The DNC defined the debate format as follows:
In Round 1, the moderators will read a Trump quote and candidates will pull hair out of their head. Candidates who extract the most hair will move on to the next round.
In Round 2, the moderators will present a Trump poll in a swing state. Candidates will stick their head in a bucket and scream. Candidates will self-eliminate in this round.
In Round 3, candidates will listen to undecided voters, get in a truck, and drive off a cliff.
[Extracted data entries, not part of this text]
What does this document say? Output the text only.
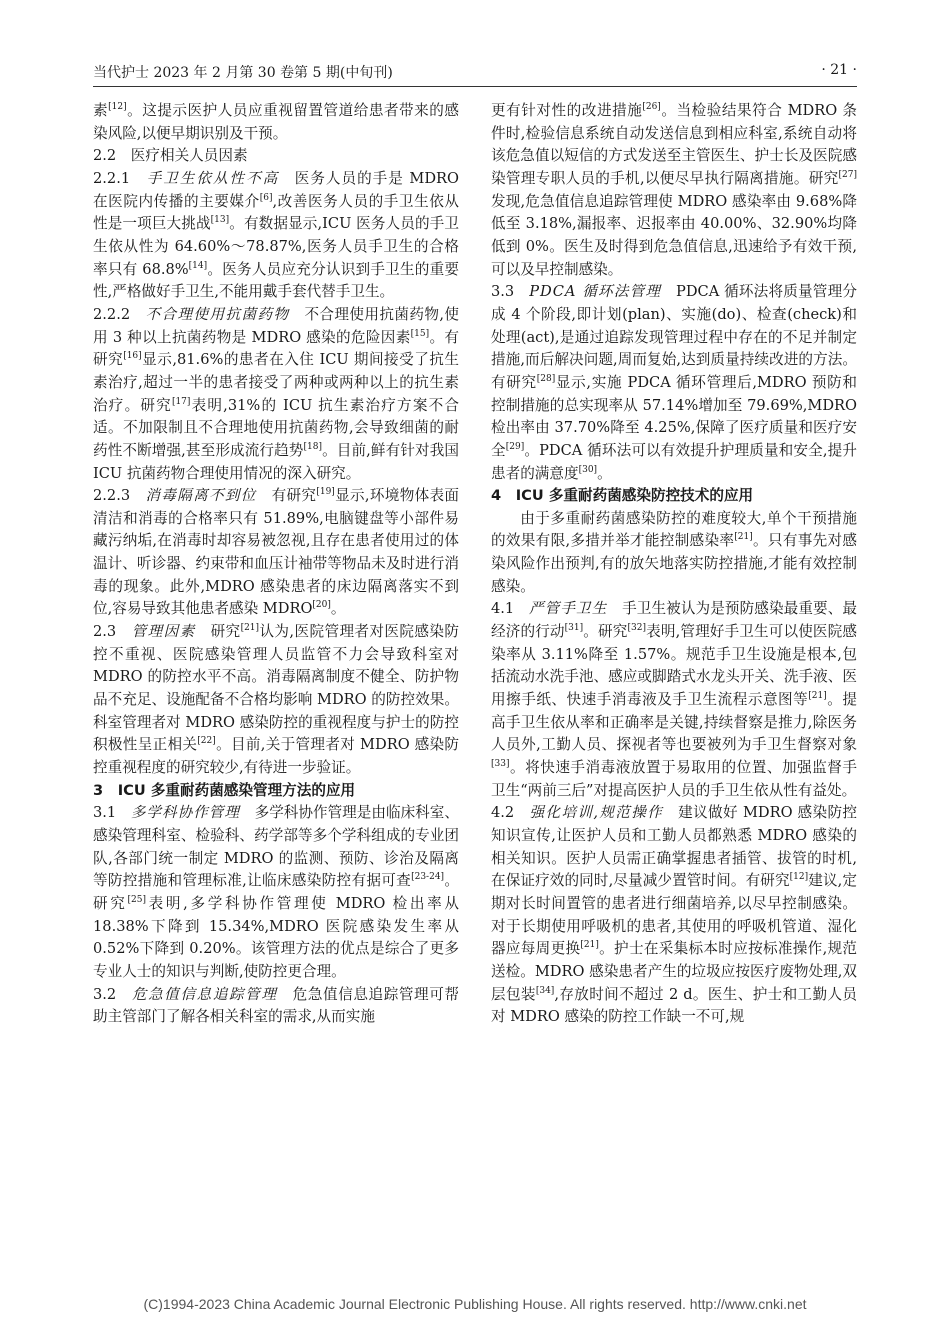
当代护士 2023 年 2 月第 30 卷第 5 期(中旬刊)	· 21 ·

素[12]。这提示医护人员应重视留置管道给患者带来的感染风险,以便早期识别及干预。

2.2　医疗相关人员因素

2.2.1　手卫生依从性不高　医务人员的手是 MDRO 在医院内传播的主要媒介[6],改善医务人员的手卫生依从性是一项巨大挑战[13]。有数据显示,ICU 医务人员的手卫生依从性为 64.60%～78.87%,医务人员手卫生的合格率只有 68.8%[14]。医务人员应充分认识到手卫生的重要性,严格做好手卫生,不能用戴手套代替手卫生。

2.2.2　不合理使用抗菌药物　不合理使用抗菌药物,使用 3 种以上抗菌药物是 MDRO 感染的危险因素[15]。有研究[16]显示,81.6%的患者在入住 ICU 期间接受了抗生素治疗,超过一半的患者接受了两种或两种以上的抗生素治疗。研究[17]表明,31%的 ICU 抗生素治疗方案不合适。不加限制且不合理地使用抗菌药物,会导致细菌的耐药性不断增强,甚至形成流行趋势[18]。目前,鲜有针对我国 ICU 抗菌药物合理使用情况的深入研究。

2.2.3　消毒隔离不到位　有研究[19]显示,环境物体表面清洁和消毒的合格率只有 51.89%,电脑键盘等小部件易藏污纳垢,在消毒时却容易被忽视,且存在患者使用过的体温计、听诊器、约束带和血压计袖带等物品未及时进行消毒的现象。此外,MDRO 感染患者的床边隔离落实不到位,容易导致其他患者感染 MDRO[20]。

2.3　管理因素　研究[21]认为,医院管理者对医院感染防控不重视、医院感染管理人员监管不力会导致科室对 MDRO 的防控水平不高。消毒隔离制度不健全、防护物品不充足、设施配备不合格均影响 MDRO 的防控效果。科室管理者对 MDRO 感染防控的重视程度与护士的防控积极性呈正相关[22]。目前,关于管理者对 MDRO 感染防控重视程度的研究较少,有待进一步验证。

3　ICU 多重耐药菌感染管理方法的应用

3.1　多学科协作管理　多学科协作管理是由临床科室、感染管理科室、检验科、药学部等多个学科组成的专业团队,各部门统一制定 MDRO 的监测、预防、诊治及隔离等防控措施和管理标准,让临床感染防控有据可查[23-24]。研究[25]表明,多学科协作管理使 MDRO 检出率从 18.38%下降到 15.34%,MDRO 医院感染发生率从 0.52%下降到 0.20%。该管理方法的优点是综合了更多专业人士的知识与判断,使防控更合理。

3.2　危急值信息追踪管理　危急值信息追踪管理可帮助主管部门了解各相关科室的需求,从而实施

更有针对性的改进措施[26]。当检验结果符合 MDRO 条件时,检验信息系统自动发送信息到相应科室,系统自动将该危急值以短信的方式发送至主管医生、护士长及医院感染管理专职人员的手机,以便尽早执行隔离措施。研究[27]发现,危急值信息追踪管理使 MDRO 感染率由 9.68%降低至 3.18%,漏报率、迟报率由 40.00%、32.90%均降低到 0%。医生及时得到危急值信息,迅速给予有效干预,可以及早控制感染。

3.3　PDCA 循环法管理　PDCA 循环法将质量管理分成 4 个阶段,即计划(plan)、实施(do)、检查(check)和处理(act),是通过追踪发现管理过程中存在的不足并制定措施,而后解决问题,周而复始,达到质量持续改进的方法。有研究[28]显示,实施 PDCA 循环管理后,MDRO 预防和控制措施的总实现率从 57.14%增加至 79.69%,MDRO 检出率由 37.70%降至 4.25%,保障了医疗质量和医疗安全[29]。PDCA 循环法可以有效提升护理质量和安全,提升患者的满意度[30]。

4　ICU 多重耐药菌感染防控技术的应用

由于多重耐药菌感染防控的难度较大,单个干预措施的效果有限,多措并举才能控制感染率[21]。只有事先对感染风险作出预判,有的放矢地落实防控措施,才能有效控制感染。

4.1　严管手卫生　手卫生被认为是预防感染最重要、最经济的行动[31]。研究[32]表明,管理好手卫生可以使医院感染率从 3.11%降至 1.57%。规范手卫生设施是根本,包括流动水洗手池、感应或脚踏式水龙头开关、洗手液、医用擦手纸、快速手消毒液及手卫生流程示意图等[21]。提高手卫生依从率和正确率是关键,持续督察是推力,除医务人员外,工勤人员、探视者等也要被列为手卫生督察对象[33]。将快速手消毒液放置于易取用的位置、加强监督手卫生“两前三后”对提高医护人员的手卫生依从性有益处。

4.2　强化培训,规范操作　建议做好 MDRO 感染防控知识宣传,让医护人员和工勤人员都熟悉 MDRO 感染的相关知识。医护人员需正确掌握患者插管、拔管的时机,在保证疗效的同时,尽量减少置管时间。有研究[12]建议,定期对长时间置管的患者进行细菌培养,以尽早控制感染。对于长期使用呼吸机的患者,其使用的呼吸机管道、湿化器应每周更换[21]。护士在采集标本时应按标准操作,规范送检。MDRO 感染患者产生的垃圾应按医疗废物处理,双层包装[34],存放时间不超过 2 d。医生、护士和工勤人员对 MDRO 感染的防控工作缺一不可,规

(C)1994-2023 China Academic Journal Electronic Publishing House. All rights reserved. http://www.cnki.net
Surviving candidates will move on to the final round.
In Round 4, moderators will read live Trump tweets during the debate, and candidates will take turns punching themselves in the face.
In the event of a tie, finalists will be hooked up to a blood pressure monitor while they watch video of Senator Mitch McConnell defending Trump. The candidate with the highest blood pressure will be declared the winner.
The debate is on PBS, so the candidates will be asked to discuss facts and solutions to Americans’ problems. As a result, Trump said he doesn’t plan on watching, but he will tweet about it.
Well; this is the best!!!!! I laughed out loud! Thank you; needed it of course.